Jesus in John’s Gospel : 26 : Jesus, bringer of Eternal Life
Jn 3:14,15 Just as Moses lifted up the snake in the desert, so the Son of Man must be lifted up, that everyone who believes in him may have eternal life
Today, on average, we live a lot longer than say a hundred years ago. Scientists say that better health and better food means we will live longer, but we still all know that at some point our body will stop functioning and we will die. In folk lore there are stories of elixirs, and in science fiction there are tales of happenings, that enable a man to carry on and on and on. It is a strange idea but one that catches the imagination.
And then we come to the Bible and are presented with the concept of eternity – existence that has no beginning or end. God is so described: “Abraham…. called upon the name of the LORD, the Eternal God” (Gen 21:33). Moses declared, “The eternal God is your refuge, and underneath are the everlasting arms” (Deut 33:27). For references to ‘eternal life’ we have to wait until the New Testament. It is interesting to note that Matthew uses ‘eternal’ 6 times, Mark 3 times, Luke 4 times, but John who has contemplated these big issues of life for much longer, 16 times. Eternal life is a big issue with John, this life with no end. Perhaps a similar word is ‘everlasting’ which is used quite often in the Old Testament but only 3 times in the whole of the New Testament. ‘Everlasting’ seems to mean time that goes on and on, whereas ‘eternal’ suggests timelessness. Thus God is described as both everlasting (e.g. Isa 40:28) and eternal. He goes on and on throughout time but He also exists outside of time and is not affected by it.
In Matthew, the first of the few references to ‘eternal life’ is: “Now a man came up to Jesus and asked, “Teacher, what good thing must I do to get eternal life?” (Mt 19:16). Our verses today are the first of a number of such references in John. What is clear here is that belief in Jesus results in eternal life, a new form of life without beginning or end. But surely if we receive it at some point in time, it has a beginning? That is only true if we see eternal life as a state of existence, one minute we are in ordinary life, the next we have stepped into a new dimension where life goes on and on and on. However, that is not the heart of the meaning of it, for we saw above that God is eternal and in fact nothing else is eternal, only that which emanates from Him. Eternal life is the actual life of God. Jesus said, “For as the Father has life in himself, so he has granted the Son to have life in himself.” (Jn 5:26). The Father has this life, this characteristic, and the Son also has it. What the Gospel declares is that whoever receives the Son receives God’s very presence into His life, and that presence is eternal. When we become a Christian we receive this eternal presence into our life and of course He has no beginning or end.

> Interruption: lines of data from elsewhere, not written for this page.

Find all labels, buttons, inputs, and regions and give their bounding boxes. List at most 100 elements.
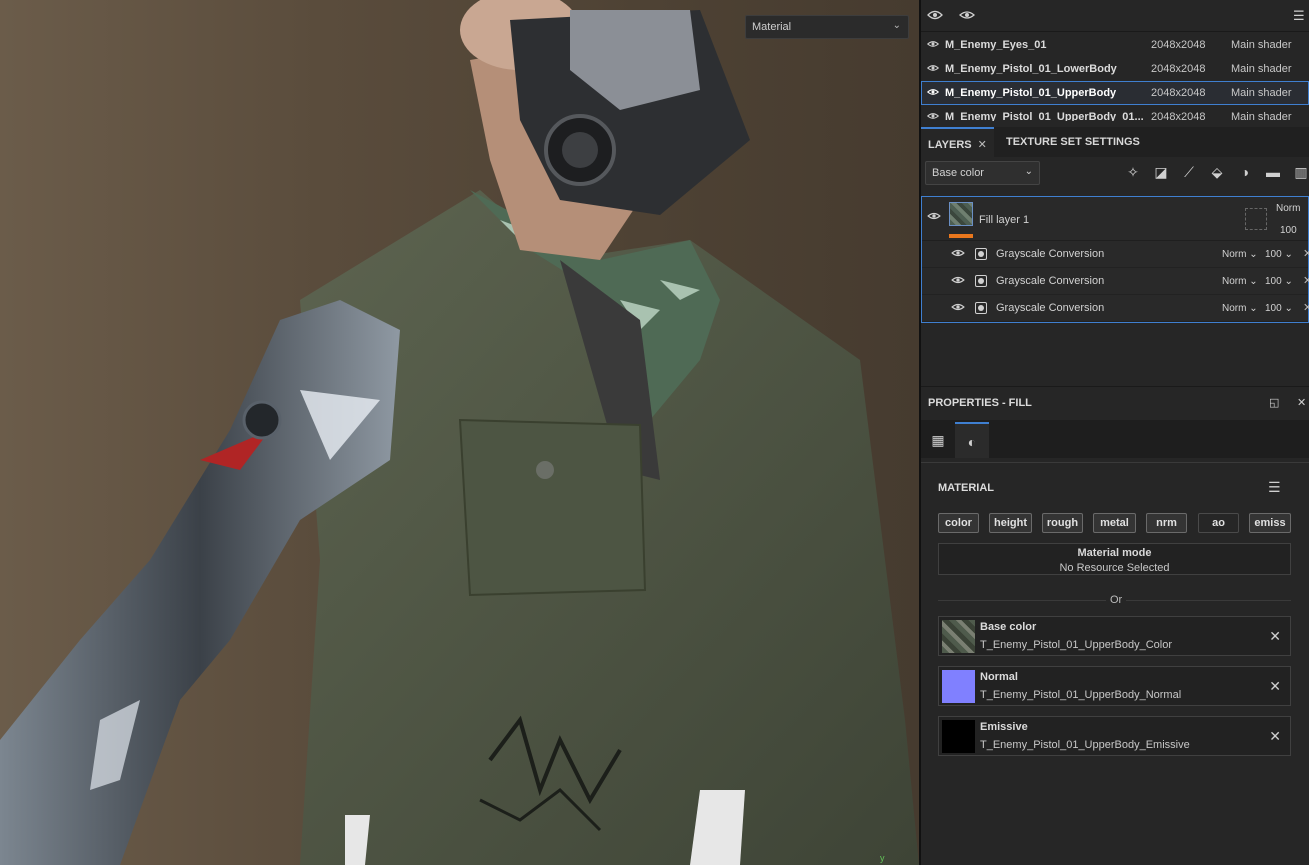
- channel-toggle-emiss[interactable]: emiss: [1249, 513, 1291, 533]
- effect-opacity-value: 100: [1265, 303, 1282, 314]
- channel-toggle-height[interactable]: height: [989, 513, 1032, 533]
- axis-gizmo-y: y: [880, 853, 885, 863]
- texture-set-resolution: 2048x2048: [1151, 87, 1206, 99]
- texture-set-resolution: 2048x2048: [1151, 39, 1206, 51]
- effect-opacity[interactable]: 100 ⌄: [1265, 276, 1293, 287]
- close-icon[interactable]: ✕: [1303, 301, 1309, 314]
- magic-wand-icon[interactable]: ✧: [1124, 164, 1142, 182]
- texture-set-row[interactable]: M_Enemy_Pistol_01_UpperBody_01... 2048x2…: [921, 105, 1309, 121]
- slot-name: Normal: [980, 671, 1018, 683]
- delete-icon[interactable]: ▥: [1292, 164, 1309, 182]
- texture-slot-base-color[interactable]: Base color T_Enemy_Pistol_01_UpperBody_C…: [938, 616, 1291, 656]
- texture-set-shader: Main shader: [1231, 111, 1292, 121]
- texture-set-row[interactable]: M_Enemy_Pistol_01_LowerBody 2048x2048 Ma…: [921, 57, 1309, 81]
- properties-tab-bar: ▦ ◐: [921, 420, 1309, 458]
- effect-opacity[interactable]: 100 ⌄: [1265, 303, 1293, 314]
- effect-blend-mode[interactable]: Norm ⌄: [1222, 276, 1258, 287]
- effect-row[interactable]: Grayscale Conversion Norm ⌄ 100 ⌄ ✕: [922, 268, 1309, 295]
- chevron-down-icon: ⌄: [892, 20, 901, 31]
- close-icon[interactable]: ✕: [1303, 274, 1309, 287]
- effect-name: Grayscale Conversion: [996, 248, 1105, 260]
- tab-fill-settings[interactable]: ▦: [921, 422, 955, 458]
- close-icon[interactable]: ✕: [1297, 396, 1306, 409]
- close-icon[interactable]: ✕: [1303, 247, 1309, 260]
- effect-name: Grayscale Conversion: [996, 275, 1105, 287]
- eye-icon[interactable]: [959, 8, 975, 25]
- effect-row[interactable]: Grayscale Conversion Norm ⌄ 100 ⌄ ✕: [922, 241, 1309, 268]
- texture-set-name: M_Enemy_Eyes_01: [945, 39, 1047, 51]
- material-mode-value: No Resource Selected: [1059, 562, 1170, 574]
- add-mask-icon[interactable]: ◪: [1152, 164, 1170, 182]
- channel-toggle-metal[interactable]: metal: [1093, 513, 1136, 533]
- right-panel: ☰ M_Enemy_Eyes_01 2048x2048 Main shader …: [921, 0, 1309, 865]
- close-icon[interactable]: ✕: [1269, 728, 1281, 745]
- tab-material[interactable]: ◐: [955, 422, 989, 458]
- channel-select[interactable]: Base color ⌄: [925, 161, 1040, 185]
- 3d-viewport[interactable]: Material ⌄ y: [0, 0, 919, 865]
- layer-blend-mode[interactable]: Norm: [1276, 203, 1300, 214]
- effect-opacity-value: 100: [1265, 276, 1282, 287]
- material-mode-slot[interactable]: Material mode No Resource Selected: [938, 543, 1291, 575]
- effect-blend-value: Norm: [1222, 276, 1247, 287]
- properties-title: PROPERTIES - FILL: [928, 397, 1032, 409]
- fill-layer-thumbnail: [949, 202, 973, 226]
- eye-icon[interactable]: [927, 211, 941, 224]
- fill-bucket-icon[interactable]: ⬙: [1208, 164, 1226, 182]
- eye-icon[interactable]: [926, 39, 940, 52]
- material-mode-label: Material mode: [1077, 547, 1152, 559]
- texture-set-shader: Main shader: [1231, 39, 1292, 51]
- material-section: MATERIAL ☰ color height rough metal nrm …: [921, 462, 1309, 865]
- close-icon[interactable]: ✕: [978, 139, 987, 151]
- viewport-mode-select[interactable]: Material ⌄: [745, 15, 909, 39]
- channel-toggle-rough[interactable]: rough: [1042, 513, 1083, 533]
- filter-icon: [975, 248, 987, 260]
- viewport-mode-value: Material: [752, 21, 792, 33]
- texture-set-shader: Main shader: [1231, 87, 1292, 99]
- texture-set-row[interactable]: M_Enemy_Eyes_01 2048x2048 Main shader: [921, 33, 1309, 57]
- folder-icon[interactable]: ▬: [1264, 164, 1282, 182]
- close-icon[interactable]: ✕: [1269, 678, 1281, 695]
- chevron-down-icon: ⌄: [1024, 166, 1033, 177]
- settings-grid-icon: ▦: [931, 432, 945, 448]
- texture-set-row-selected[interactable]: M_Enemy_Pistol_01_UpperBody 2048x2048 Ma…: [921, 81, 1309, 105]
- texture-slot-normal[interactable]: Normal T_Enemy_Pistol_01_UpperBody_Norma…: [938, 666, 1291, 706]
- smart-material-icon[interactable]: ◑: [1236, 164, 1254, 182]
- close-icon[interactable]: ✕: [1269, 628, 1281, 645]
- eye-icon[interactable]: [951, 302, 965, 315]
- effect-opacity[interactable]: 100 ⌄: [1265, 249, 1293, 260]
- effect-row[interactable]: Grayscale Conversion Norm ⌄ 100 ⌄ ✕: [922, 295, 1309, 322]
- list-menu-icon[interactable]: ☰: [1293, 8, 1305, 24]
- eye-icon[interactable]: [926, 111, 940, 121]
- tab-layers-label: LAYERS: [928, 139, 972, 151]
- tab-texture-set-settings[interactable]: TEXTURE SET SETTINGS: [999, 127, 1147, 157]
- material-title: MATERIAL: [938, 482, 995, 494]
- undock-icon[interactable]: ◱: [1269, 396, 1279, 409]
- effect-blend-mode[interactable]: Norm ⌄: [1222, 249, 1258, 260]
- channel-toggle-color[interactable]: color: [938, 513, 979, 533]
- tab-layers[interactable]: LAYERS ✕: [921, 127, 994, 157]
- texture-set-name: M_Enemy_Pistol_01_UpperBody_01...: [945, 111, 1144, 121]
- slot-file: T_Enemy_Pistol_01_UpperBody_Normal: [980, 689, 1182, 701]
- eye-icon[interactable]: [951, 275, 965, 288]
- texture-slot-emissive[interactable]: Emissive T_Enemy_Pistol_01_UpperBody_Emi…: [938, 716, 1291, 756]
- eye-refresh-icon[interactable]: [927, 8, 943, 25]
- channel-toggle-nrm[interactable]: nrm: [1146, 513, 1187, 533]
- properties-header: PROPERTIES - FILL ◱ ✕: [921, 386, 1309, 418]
- channel-toggle-ao[interactable]: ao: [1198, 513, 1239, 533]
- layer-mask-slot[interactable]: [1245, 208, 1267, 230]
- eye-icon[interactable]: [926, 87, 940, 100]
- effect-blend-mode[interactable]: Norm ⌄: [1222, 303, 1258, 314]
- or-separator: Or: [1106, 594, 1127, 606]
- effect-blend-value: Norm: [1222, 303, 1247, 314]
- eye-icon[interactable]: [951, 248, 965, 261]
- material-sphere-icon: ◐: [967, 434, 977, 450]
- character-render: [0, 0, 919, 865]
- texture-set-shader: Main shader: [1231, 63, 1292, 75]
- paint-brush-icon[interactable]: ⟋: [1180, 164, 1198, 182]
- filter-icon: [975, 275, 987, 287]
- list-menu-icon[interactable]: ☰: [1268, 479, 1281, 496]
- layer-opacity[interactable]: 100: [1280, 225, 1297, 236]
- fill-layer-row[interactable]: Fill layer 1 Norm 100: [922, 197, 1308, 241]
- eye-icon[interactable]: [926, 63, 940, 76]
- layer-name: Fill layer 1: [979, 214, 1030, 226]
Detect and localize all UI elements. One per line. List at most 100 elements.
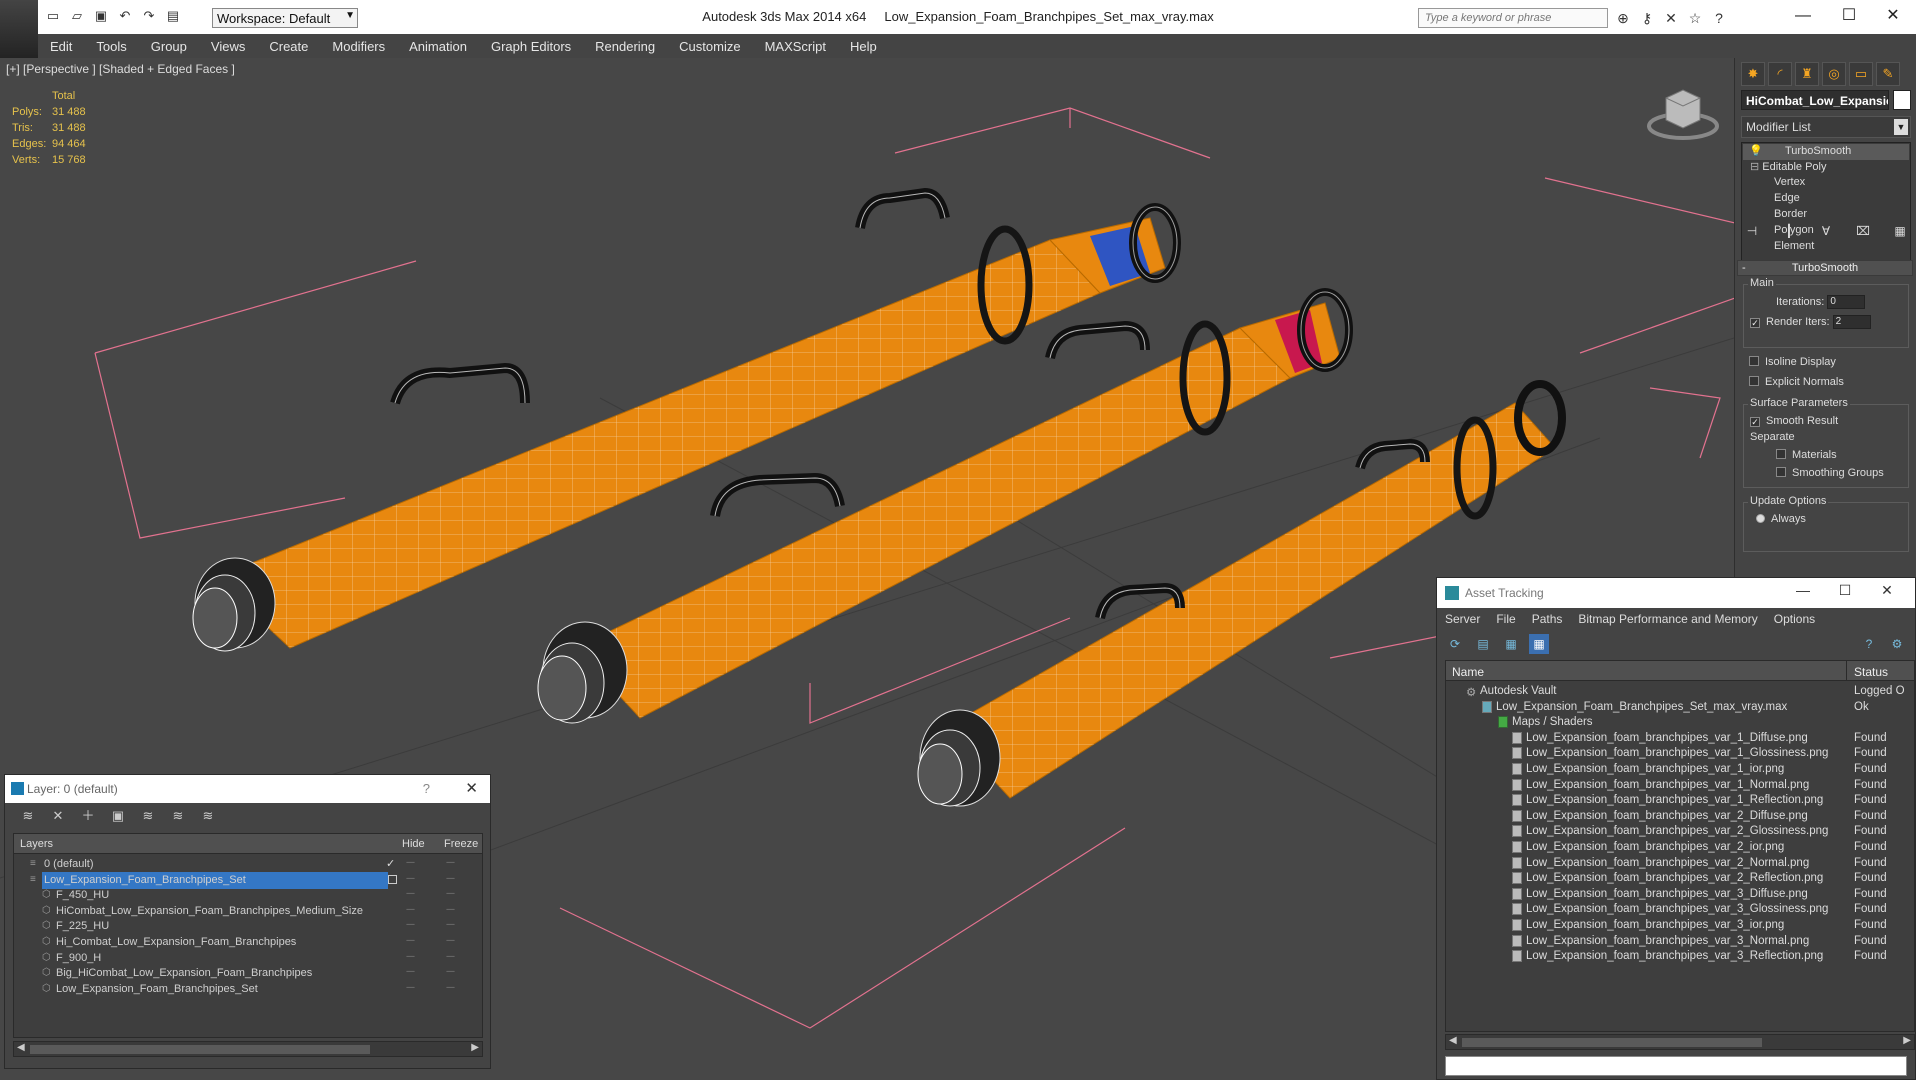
asset-path-input[interactable] [1445, 1056, 1907, 1076]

A little bit earlier Jesus said, “I tell you the truth, whoever hears my word and believes him who sent me has eternal life and will not be condemned; he has crossed over from death to life.” (Jn 5:24). Our life before we became Christians was considered death. It was existence that was strictly limited. When we receive him, we receive his life and he in us, his Spirit united with our spirit, means that now we have moved into an eternal existence. Physical death for us is merely a releasing of the real us to live in God’s eternal presence eternally. Without Jesus there is eternal death (Mt 18:8, 25:41,46), presumably eternal because spirit cannot end once created. With Jesus there is blessing upon blessing which continues on without interruption – eternal life! That is the promise.